SUARAMALANG.COM, Kabupaten Malang – Komunitas Kain Kebaya Indonesia (KKI) Kabupaten Malang merayakan Hari Kartini dengan cara berbeda. Mereka memilih kawasan Candi Kidal sebagai ruang belajar sekaligus refleksi, Minggu (26/4).
Kegiatan ini tidak sekadar seremoni. Peserta menyatukan edukasi sejarah, pelestarian budaya, dan penguatan nilai perjuangan perempuan dalam satu rangkaian acara.
Membaca Relief, Menyerap Makna
Sekitar 50 anggota KKI mengikuti agenda sejak pagi. Mereka membaca relief candi, menyaksikan tari tradisi, hingga belajar kerajinan janur di pelataran.
Suasana terasa kental dengan nuansa budaya.

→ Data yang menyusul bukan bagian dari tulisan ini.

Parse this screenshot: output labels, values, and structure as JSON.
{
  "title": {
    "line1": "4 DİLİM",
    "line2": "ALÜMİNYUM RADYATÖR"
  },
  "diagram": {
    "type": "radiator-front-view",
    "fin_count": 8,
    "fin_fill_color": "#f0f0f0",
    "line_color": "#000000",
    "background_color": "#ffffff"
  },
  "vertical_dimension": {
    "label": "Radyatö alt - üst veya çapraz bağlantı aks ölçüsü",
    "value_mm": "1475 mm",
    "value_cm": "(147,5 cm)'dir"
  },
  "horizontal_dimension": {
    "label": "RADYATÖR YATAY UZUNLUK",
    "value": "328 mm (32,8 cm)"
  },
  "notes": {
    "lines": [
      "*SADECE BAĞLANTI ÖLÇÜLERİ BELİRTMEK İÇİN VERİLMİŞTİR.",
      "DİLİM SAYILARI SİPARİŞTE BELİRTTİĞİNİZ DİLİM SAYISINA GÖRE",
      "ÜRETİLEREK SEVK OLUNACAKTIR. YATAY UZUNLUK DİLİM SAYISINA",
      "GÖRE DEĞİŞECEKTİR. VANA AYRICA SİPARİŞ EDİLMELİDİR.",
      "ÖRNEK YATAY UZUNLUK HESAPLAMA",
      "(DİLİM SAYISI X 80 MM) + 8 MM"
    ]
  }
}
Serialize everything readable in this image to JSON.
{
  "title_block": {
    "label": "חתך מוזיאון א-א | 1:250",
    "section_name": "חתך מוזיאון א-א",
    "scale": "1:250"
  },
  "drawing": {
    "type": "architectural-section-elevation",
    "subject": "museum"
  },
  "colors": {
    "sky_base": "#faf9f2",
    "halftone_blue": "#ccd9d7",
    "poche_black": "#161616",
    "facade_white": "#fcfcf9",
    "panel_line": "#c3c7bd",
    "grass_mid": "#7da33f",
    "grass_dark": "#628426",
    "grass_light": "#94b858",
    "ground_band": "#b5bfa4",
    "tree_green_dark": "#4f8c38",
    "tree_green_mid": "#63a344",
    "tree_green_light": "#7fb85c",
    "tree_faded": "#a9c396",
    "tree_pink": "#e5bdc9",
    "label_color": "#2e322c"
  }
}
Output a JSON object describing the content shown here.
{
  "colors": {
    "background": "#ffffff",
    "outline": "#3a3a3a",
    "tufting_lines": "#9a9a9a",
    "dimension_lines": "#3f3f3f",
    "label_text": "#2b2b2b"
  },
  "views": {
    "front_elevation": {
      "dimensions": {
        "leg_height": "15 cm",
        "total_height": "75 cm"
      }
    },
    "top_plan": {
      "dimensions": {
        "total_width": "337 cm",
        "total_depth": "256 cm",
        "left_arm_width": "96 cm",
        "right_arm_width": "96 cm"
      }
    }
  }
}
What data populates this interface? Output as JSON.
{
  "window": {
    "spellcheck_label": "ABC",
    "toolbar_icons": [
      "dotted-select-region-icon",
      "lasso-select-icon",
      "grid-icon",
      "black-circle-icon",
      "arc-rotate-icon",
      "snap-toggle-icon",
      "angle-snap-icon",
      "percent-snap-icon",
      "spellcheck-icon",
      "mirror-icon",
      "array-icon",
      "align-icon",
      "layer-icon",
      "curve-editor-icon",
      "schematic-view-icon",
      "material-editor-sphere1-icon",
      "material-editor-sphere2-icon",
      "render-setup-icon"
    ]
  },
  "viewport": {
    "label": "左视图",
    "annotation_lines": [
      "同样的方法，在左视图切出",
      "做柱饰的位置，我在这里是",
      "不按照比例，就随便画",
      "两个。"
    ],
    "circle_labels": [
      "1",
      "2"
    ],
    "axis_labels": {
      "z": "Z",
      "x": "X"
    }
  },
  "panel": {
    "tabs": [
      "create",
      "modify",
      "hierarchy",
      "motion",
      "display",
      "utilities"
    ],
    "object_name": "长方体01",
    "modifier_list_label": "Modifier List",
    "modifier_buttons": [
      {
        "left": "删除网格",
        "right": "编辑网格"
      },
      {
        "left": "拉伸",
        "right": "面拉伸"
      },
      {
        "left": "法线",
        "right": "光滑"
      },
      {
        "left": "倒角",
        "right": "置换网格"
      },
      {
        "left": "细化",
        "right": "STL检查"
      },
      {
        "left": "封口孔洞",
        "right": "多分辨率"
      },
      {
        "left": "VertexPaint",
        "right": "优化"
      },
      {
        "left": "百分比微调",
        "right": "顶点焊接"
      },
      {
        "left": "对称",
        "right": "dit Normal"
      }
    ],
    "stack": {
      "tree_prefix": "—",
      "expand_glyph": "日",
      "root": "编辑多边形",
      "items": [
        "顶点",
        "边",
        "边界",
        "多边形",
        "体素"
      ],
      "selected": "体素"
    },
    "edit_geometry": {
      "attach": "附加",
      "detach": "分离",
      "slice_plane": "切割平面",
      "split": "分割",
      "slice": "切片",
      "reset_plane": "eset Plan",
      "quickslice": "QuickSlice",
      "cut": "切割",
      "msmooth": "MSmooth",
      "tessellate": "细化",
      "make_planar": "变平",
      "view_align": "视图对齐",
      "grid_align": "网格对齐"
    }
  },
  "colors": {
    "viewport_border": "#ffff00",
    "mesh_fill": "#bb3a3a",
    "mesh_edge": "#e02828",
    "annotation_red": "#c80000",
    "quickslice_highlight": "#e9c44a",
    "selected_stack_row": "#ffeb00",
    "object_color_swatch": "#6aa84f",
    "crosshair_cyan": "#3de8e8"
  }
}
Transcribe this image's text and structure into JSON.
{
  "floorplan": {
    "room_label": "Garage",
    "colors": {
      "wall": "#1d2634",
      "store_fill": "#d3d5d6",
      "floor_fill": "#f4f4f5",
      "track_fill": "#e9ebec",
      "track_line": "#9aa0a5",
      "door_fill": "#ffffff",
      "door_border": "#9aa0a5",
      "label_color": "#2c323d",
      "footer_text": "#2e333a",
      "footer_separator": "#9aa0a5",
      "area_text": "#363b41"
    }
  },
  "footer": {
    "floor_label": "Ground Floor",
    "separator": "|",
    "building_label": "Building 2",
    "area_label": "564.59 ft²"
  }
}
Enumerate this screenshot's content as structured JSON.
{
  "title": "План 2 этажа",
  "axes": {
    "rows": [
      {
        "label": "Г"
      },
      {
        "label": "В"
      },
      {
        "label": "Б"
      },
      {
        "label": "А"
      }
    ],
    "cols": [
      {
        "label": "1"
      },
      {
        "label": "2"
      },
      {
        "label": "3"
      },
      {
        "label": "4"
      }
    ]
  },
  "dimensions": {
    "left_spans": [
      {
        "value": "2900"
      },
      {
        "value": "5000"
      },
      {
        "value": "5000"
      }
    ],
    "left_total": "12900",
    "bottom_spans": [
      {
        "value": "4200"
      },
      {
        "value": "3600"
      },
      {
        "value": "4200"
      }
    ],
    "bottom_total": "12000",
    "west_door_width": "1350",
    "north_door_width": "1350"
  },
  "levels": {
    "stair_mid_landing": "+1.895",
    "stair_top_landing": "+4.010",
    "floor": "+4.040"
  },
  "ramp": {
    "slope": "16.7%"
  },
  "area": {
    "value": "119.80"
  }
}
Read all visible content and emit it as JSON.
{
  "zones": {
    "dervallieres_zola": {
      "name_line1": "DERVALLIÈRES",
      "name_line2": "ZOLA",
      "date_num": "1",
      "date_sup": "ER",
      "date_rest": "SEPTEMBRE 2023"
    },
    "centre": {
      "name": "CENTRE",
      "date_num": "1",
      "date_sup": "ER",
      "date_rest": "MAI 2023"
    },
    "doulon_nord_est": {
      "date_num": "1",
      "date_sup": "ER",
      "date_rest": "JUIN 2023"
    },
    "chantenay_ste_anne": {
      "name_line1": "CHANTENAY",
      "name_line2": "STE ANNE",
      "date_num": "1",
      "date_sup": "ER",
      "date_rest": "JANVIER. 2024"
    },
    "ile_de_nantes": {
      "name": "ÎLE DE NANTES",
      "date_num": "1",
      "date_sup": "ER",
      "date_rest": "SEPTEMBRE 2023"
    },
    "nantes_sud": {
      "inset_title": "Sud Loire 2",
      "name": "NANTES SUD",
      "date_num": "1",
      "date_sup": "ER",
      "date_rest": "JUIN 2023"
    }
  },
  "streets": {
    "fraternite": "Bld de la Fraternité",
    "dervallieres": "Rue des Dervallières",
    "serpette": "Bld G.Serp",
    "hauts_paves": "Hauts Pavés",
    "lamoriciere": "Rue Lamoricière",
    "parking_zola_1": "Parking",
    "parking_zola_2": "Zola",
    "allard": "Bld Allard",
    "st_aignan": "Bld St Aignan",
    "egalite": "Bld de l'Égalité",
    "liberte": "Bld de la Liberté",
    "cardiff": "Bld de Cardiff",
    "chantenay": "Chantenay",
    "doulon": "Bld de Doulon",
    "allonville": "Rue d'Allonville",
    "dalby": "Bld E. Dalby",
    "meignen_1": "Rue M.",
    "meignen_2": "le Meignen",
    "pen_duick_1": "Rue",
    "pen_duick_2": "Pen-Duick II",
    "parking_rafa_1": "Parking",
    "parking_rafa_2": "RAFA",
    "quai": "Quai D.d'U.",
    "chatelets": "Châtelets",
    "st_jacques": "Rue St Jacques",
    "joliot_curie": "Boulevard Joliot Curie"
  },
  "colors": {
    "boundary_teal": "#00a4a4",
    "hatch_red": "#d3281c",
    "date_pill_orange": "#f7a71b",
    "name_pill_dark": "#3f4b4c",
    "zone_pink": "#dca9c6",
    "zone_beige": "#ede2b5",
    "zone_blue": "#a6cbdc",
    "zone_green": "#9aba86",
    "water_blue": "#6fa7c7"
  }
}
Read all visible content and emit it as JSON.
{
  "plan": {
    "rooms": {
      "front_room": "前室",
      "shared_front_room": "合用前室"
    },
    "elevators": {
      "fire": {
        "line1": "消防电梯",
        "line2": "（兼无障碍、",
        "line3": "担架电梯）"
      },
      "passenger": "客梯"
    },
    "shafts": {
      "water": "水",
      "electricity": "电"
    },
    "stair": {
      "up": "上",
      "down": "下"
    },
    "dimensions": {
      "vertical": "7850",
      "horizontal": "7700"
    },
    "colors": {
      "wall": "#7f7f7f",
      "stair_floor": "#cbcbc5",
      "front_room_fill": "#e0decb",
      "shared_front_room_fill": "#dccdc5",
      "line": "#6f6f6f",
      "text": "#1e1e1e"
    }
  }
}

Sejumlah tokoh seperti Ki Suroso, Ki Demang, Syamsul Bahri, Ki Seta, dan Joko Rendi turut hadir dan memberi warna tersendiri.
Narasumber Rakai Hino Galeswangi mengulas makna relief Garudeya di Candi Kidal. Ia menekankan bahwa kisah tersebut menggambarkan pengorbanan Garuda demi membebaskan ibunya, Dewi Winata.
“Seorang anak mengangkat derajat ibunya. Nilai ini menunjukkan perempuan mendapat tempat mulia dalam peradaban,” ujarnya.
Simbol Perjuangan Perempuan
Ketua KKI Kabupaten Malang Endah Purwatiningsih memilih Candi Kidal bukan tanpa alasan. Ia melihat candi ini sebagai simbol kuat perjuangan seorang ibu.
Endah mengajak perempuan memahami bahwa nilai emansipasi tidak lahir tiba-tiba. “Warisan leluhur sudah menanamkan penghormatan pada perempuan sejak dulu,” katanya.
Ia juga menegaskan pentingnya menjaga nilai sopan santun, tata krama, dan budi pekerti. Nilai itu tercermin kuat dalam relief-relief candi.
Janur dan Filosofi Kehidupan
Peserta juga praktik membuat anyaman janur di pelataran candi. Mbah Karjo Syamsul Bahri dan Bu Suli memandu kegiatan tersebut secara langsung.
Mbah Karjo mengaitkan keterampilan itu dengan kisah tujuh bidadari dalam tradisi Jawa. Ia mendorong perempuan kembali menguasai keterampilan simbolik yang relevan dalam kehidupan sehari-hari.
Peserta merangkai berbagai bentuk janur penuh makna. Hasilnya tidak hanya indah, tetapi juga sarat filosofi tentang harmoni dan kehidupan.
Ditutup Tari Penuh Kegembiraan
Acara ditutup dengan tari Gambyong “Mari Kangen”. Penampilan ini menghadirkan suasana hangat sekaligus menjadi simbol pelestarian budaya.
Melalui kegiatan ini, KKI menegaskan peringatan Hari Kartini sebagai momentum refleksi. Perempuan terus mengambil peran penting dalam keluarga, masyarakat, hingga peradaban.